2.1. Use of Retransmission Timers

All messages in IKE exist in pairs: a request and a response. The setup of an IKE SA normally consists of two exchanges. Once the IKE SA is set up, either end of the Security Association may initiate requests at any time, and there can be many requests and responses "in flight" at any given moment. But each message is labeled as either a request or a response, and for each exchange, one end of the Security Association is the initiator and the other is the responder.

For every pair of IKE messages, the initiator is responsible for retransmission in the event of a timeout. The responder MUST never retransmit a response unless it receives a retransmission of the request. In that event, the responder MUST ignore the retransmitted request except insofar as it causes a retransmission of the response. The initiator MUST remember each request until it receives the corresponding response. The responder MUST remember each response until it receives a request whose sequence number is larger than or equal to the sequence number in the response plus its window size (see Section 2.3). In order to allow saving memory, responders are allowed to forget the response after a timeout of several minutes. If the responder receives a retransmitted request for which it has already forgotten the response, it MUST ignore the request (and not, for example, attempt constructing a new response).

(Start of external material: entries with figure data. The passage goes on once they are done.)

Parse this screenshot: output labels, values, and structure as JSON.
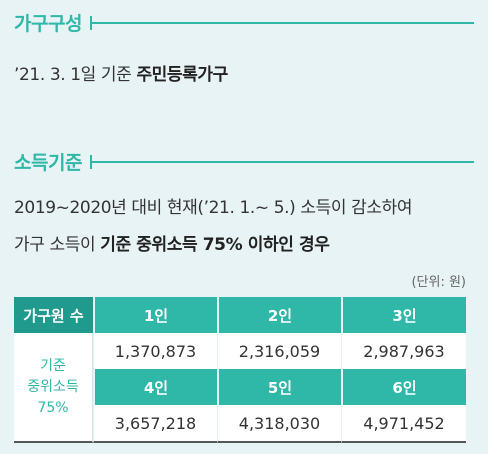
{
  "section1": {
    "title": "가구구성",
    "text": "’21. 3. 1일 기준",
    "text_bold": "주민등록가구"
  },
  "section2": {
    "title": "소득기준",
    "line1": "2019~2020년 대비 현재(’21. 1.~ 5.) 소득이 감소하여",
    "line2_pre": "가구 소득이",
    "line2_bold": "기준 중위소득 75% 이하인 경우"
  },
  "unit_note": "(단위: 원)",
  "table": {
    "corner_header": "가구원 수",
    "side_label_1": "기준",
    "side_label_2": "중위소득",
    "side_label_3": "75%",
    "headers_row1": [
      "1인",
      "2인",
      "3인"
    ],
    "values_row1": [
      "1,370,873",
      "2,316,059",
      "2,987,963"
    ],
    "headers_row2": [
      "4인",
      "5인",
      "6인"
    ],
    "values_row2": [
      "3,657,218",
      "4,318,030",
      "4,971,452"
    ]
  },
  "colors": {
    "accent": "#2fb7a8",
    "accent_dark": "#1f9a8c",
    "background": "#e7f3f5"
  }
}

IKE is a reliable protocol: the initiator MUST retransmit a request until it either receives a corresponding response or deems the IKE SA to have failed. In the latter case, the initiator discards all state associated with the IKE SA and any Child SAs that were negotiated using that IKE SA. A retransmission from the initiator MUST be bitwise identical to the original request. That is, everything starting from the IKE header (the IKE SA initiator's SPI onwards) must be bitwise identical; items before it (such as the IP and UDP headers) do not have to be identical.

Retransmissions of the IKE_SA_INIT request require some special handling. When a responder receives an IKE_SA_INIT request, it has to determine whether the packet is a retransmission belonging to an existing "half-open" IKE SA (in which case the responder retransmits the same response), or a new request (in which case the responder creates a new IKE SA and sends a fresh response), or it belongs to an existing IKE SA where the IKE_AUTH request has been already received (in which case the responder ignores it).

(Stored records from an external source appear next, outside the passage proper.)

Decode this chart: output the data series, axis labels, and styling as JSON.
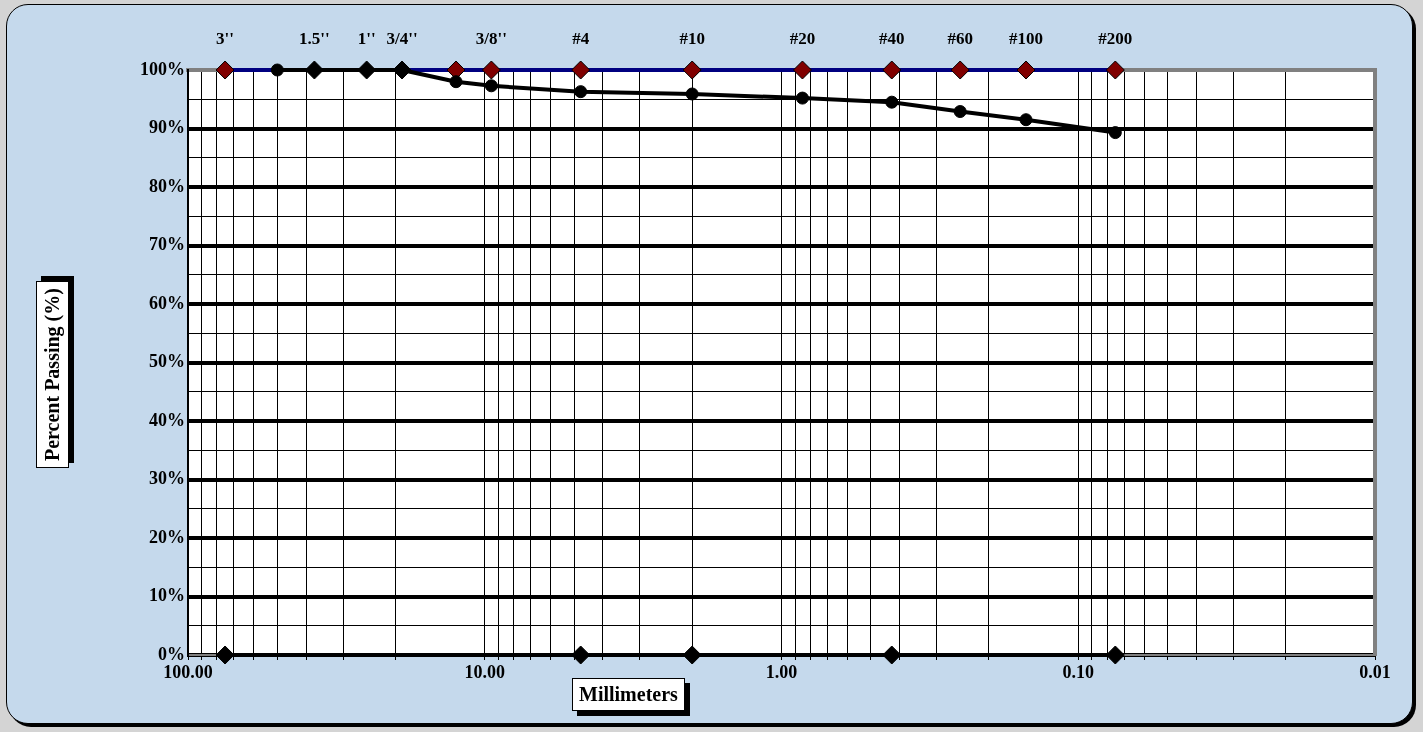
{
  "chart_data": {
    "type": "line",
    "xlabel": "Millimeters",
    "ylabel": "Percent Passing (%)",
    "log": "x",
    "grid": true,
    "legend": false,
    "xlim": [
      100,
      0.01
    ],
    "xticks": [
      {
        "value": 100,
        "label": "100.00"
      },
      {
        "value": 90,
        "label": null
      },
      {
        "value": 80,
        "label": null
      },
      {
        "value": 70,
        "label": null
      },
      {
        "value": 60,
        "label": null
      },
      {
        "value": 50,
        "label": null
      },
      {
        "value": 40,
        "label": null
      },
      {
        "value": 30,
        "label": null
      },
      {
        "value": 20,
        "label": null
      },
      {
        "value": 10,
        "label": "10.00"
      },
      {
        "value": 9,
        "label": null
      },
      {
        "value": 8,
        "label": null
      },
      {
        "value": 7,
        "label": null
      },
      {
        "value": 6,
        "label": null
      },
      {
        "value": 5,
        "label": null
      },
      {
        "value": 4,
        "label": null
      },
      {
        "value": 3,
        "label": null
      },
      {
        "value": 2,
        "label": null
      },
      {
        "value": 1,
        "label": "1.00"
      },
      {
        "value": 0.9,
        "label": null
      },
      {
        "value": 0.8,
        "label": null
      },
      {
        "value": 0.7,
        "label": null
      },
      {
        "value": 0.6,
        "label": null
      },
      {
        "value": 0.5,
        "label": null
      },
      {
        "value": 0.4,
        "label": null
      },
      {
        "value": 0.3,
        "label": null
      },
      {
        "value": 0.2,
        "label": null
      },
      {
        "value": 0.1,
        "label": "0.10"
      },
      {
        "value": 0.09,
        "label": null
      },
      {
        "value": 0.08,
        "label": null
      },
      {
        "value": 0.07,
        "label": null
      },
      {
        "value": 0.06,
        "label": null
      },
      {
        "value": 0.05,
        "label": null
      },
      {
        "value": 0.04,
        "label": null
      },
      {
        "value": 0.03,
        "label": null
      },
      {
        "value": 0.02,
        "label": null
      },
      {
        "value": 0.01,
        "label": "0.01"
      }
    ],
    "annotations": [
      {
        "text": "3''",
        "x": 75,
        "y": 100
      },
      {
        "text": "1.5''",
        "x": 37.5,
        "y": 100
      },
      {
        "text": "1''",
        "x": 25,
        "y": 100
      },
      {
        "text": "3/4''",
        "x": 19,
        "y": 100
      },
      {
        "text": "3/8''",
        "x": 9.5,
        "y": 100
      },
      {
        "text": "#4",
        "x": 4.75,
        "y": 100
      },
      {
        "text": "#10",
        "x": 2,
        "y": 100
      },
      {
        "text": "#20",
        "x": 0.85,
        "y": 100
      },
      {
        "text": "#40",
        "x": 0.425,
        "y": 100
      },
      {
        "text": "#60",
        "x": 0.25,
        "y": 100
      },
      {
        "text": "#100",
        "x": 0.15,
        "y": 100
      },
      {
        "text": "#200",
        "x": 0.075,
        "y": 100
      }
    ],
    "ylim": [
      0,
      100
    ],
    "yticks": [
      {
        "value": 0,
        "label": "0%"
      },
      {
        "value": 5,
        "label": null
      },
      {
        "value": 10,
        "label": "10%"
      },
      {
        "value": 15,
        "label": null
      },
      {
        "value": 20,
        "label": "20%"
      },
      {
        "value": 25,
        "label": null
      },
      {
        "value": 30,
        "label": "30%"
      },
      {
        "value": 35,
        "label": null
      },
      {
        "value": 40,
        "label": "40%"
      },
      {
        "value": 45,
        "label": null
      },
      {
        "value": 50,
        "label": "50%"
      },
      {
        "value": 55,
        "label": null
      },
      {
        "value": 60,
        "label": "60%"
      },
      {
        "value": 65,
        "label": null
      },
      {
        "value": 70,
        "label": "70%"
      },
      {
        "value": 75,
        "label": null
      },
      {
        "value": 80,
        "label": "80%"
      },
      {
        "value": 85,
        "label": null
      },
      {
        "value": 90,
        "label": "90%"
      },
      {
        "value": 95,
        "label": null
      },
      {
        "value": 100,
        "label": "100%"
      }
    ],
    "series": [
      {
        "color": "#000080",
        "marker": "none",
        "x": [
          75,
          12.5,
          9.5,
          4.75,
          2,
          0.85,
          0.425,
          0.25,
          0.15,
          0.075
        ],
        "values": [
          100,
          100,
          100,
          100,
          100,
          100,
          100,
          100,
          100,
          100
        ]
      },
      {
        "type": "scatter",
        "color": "#800000",
        "marker": "diamond",
        "x": [
          75,
          12.5,
          9.5,
          4.75,
          2,
          0.85,
          0.425,
          0.25,
          0.15,
          0.075
        ],
        "values": [
          100,
          100,
          100,
          100,
          100,
          100,
          100,
          100,
          100,
          100
        ]
      },
      {
        "color": "#000000",
        "marker": "diamond",
        "x": [
          75,
          4.75,
          2,
          0.425,
          0.075
        ],
        "values": [
          0,
          0,
          0,
          0,
          0
        ]
      },
      {
        "color": "#000000",
        "marker": "circle",
        "x": [
          50,
          37.5,
          25,
          19,
          12.5,
          9.5,
          4.75,
          2,
          0.85,
          0.425,
          0.25,
          0.15,
          0.075
        ],
        "values": [
          100,
          100,
          100,
          100,
          98,
          97.3,
          96.3,
          95.9,
          95.2,
          94.5,
          92.9,
          91.5,
          89.3
        ]
      },
      {
        "type": "scatter",
        "color": "#000000",
        "marker": "diamond",
        "x": [
          37.5,
          25,
          19
        ],
        "values": [
          100,
          100,
          100
        ]
      }
    ]
  }
}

It is not sufficient to use the initiator's SPI and/or IP address to differentiate between these three cases because two different peers behind a single NAT could choose the same initiator SPI. Instead, a robust responder will do the IKE SA lookup using the whole packet, its hash, or the Ni payload.

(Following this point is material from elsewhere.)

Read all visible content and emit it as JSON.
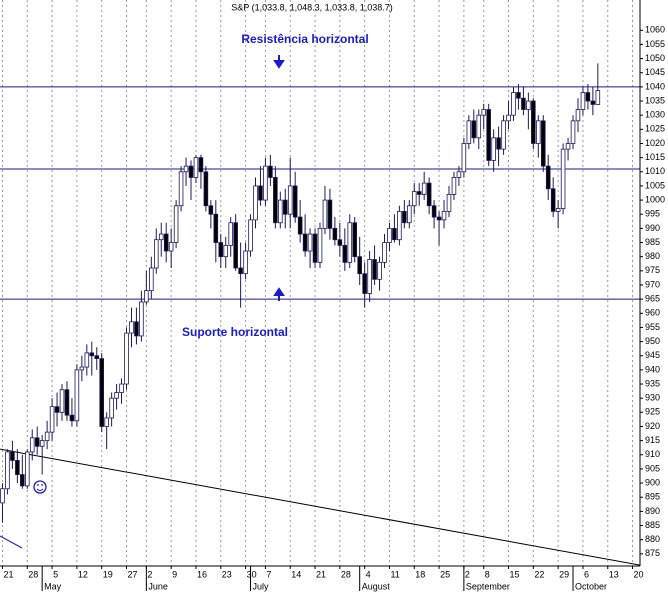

The retransmission policy for one-way messages is somewhat different from that for regular messages. Because no acknowledgement is ever sent, there is no reason to gratuitously retransmit one-way messages. Given that all these messages are errors, it makes sense to send them only once per "offending" packet, and only retransmit if further offending packets are received. Still, it also makes sense to limit retransmissions of such error messages.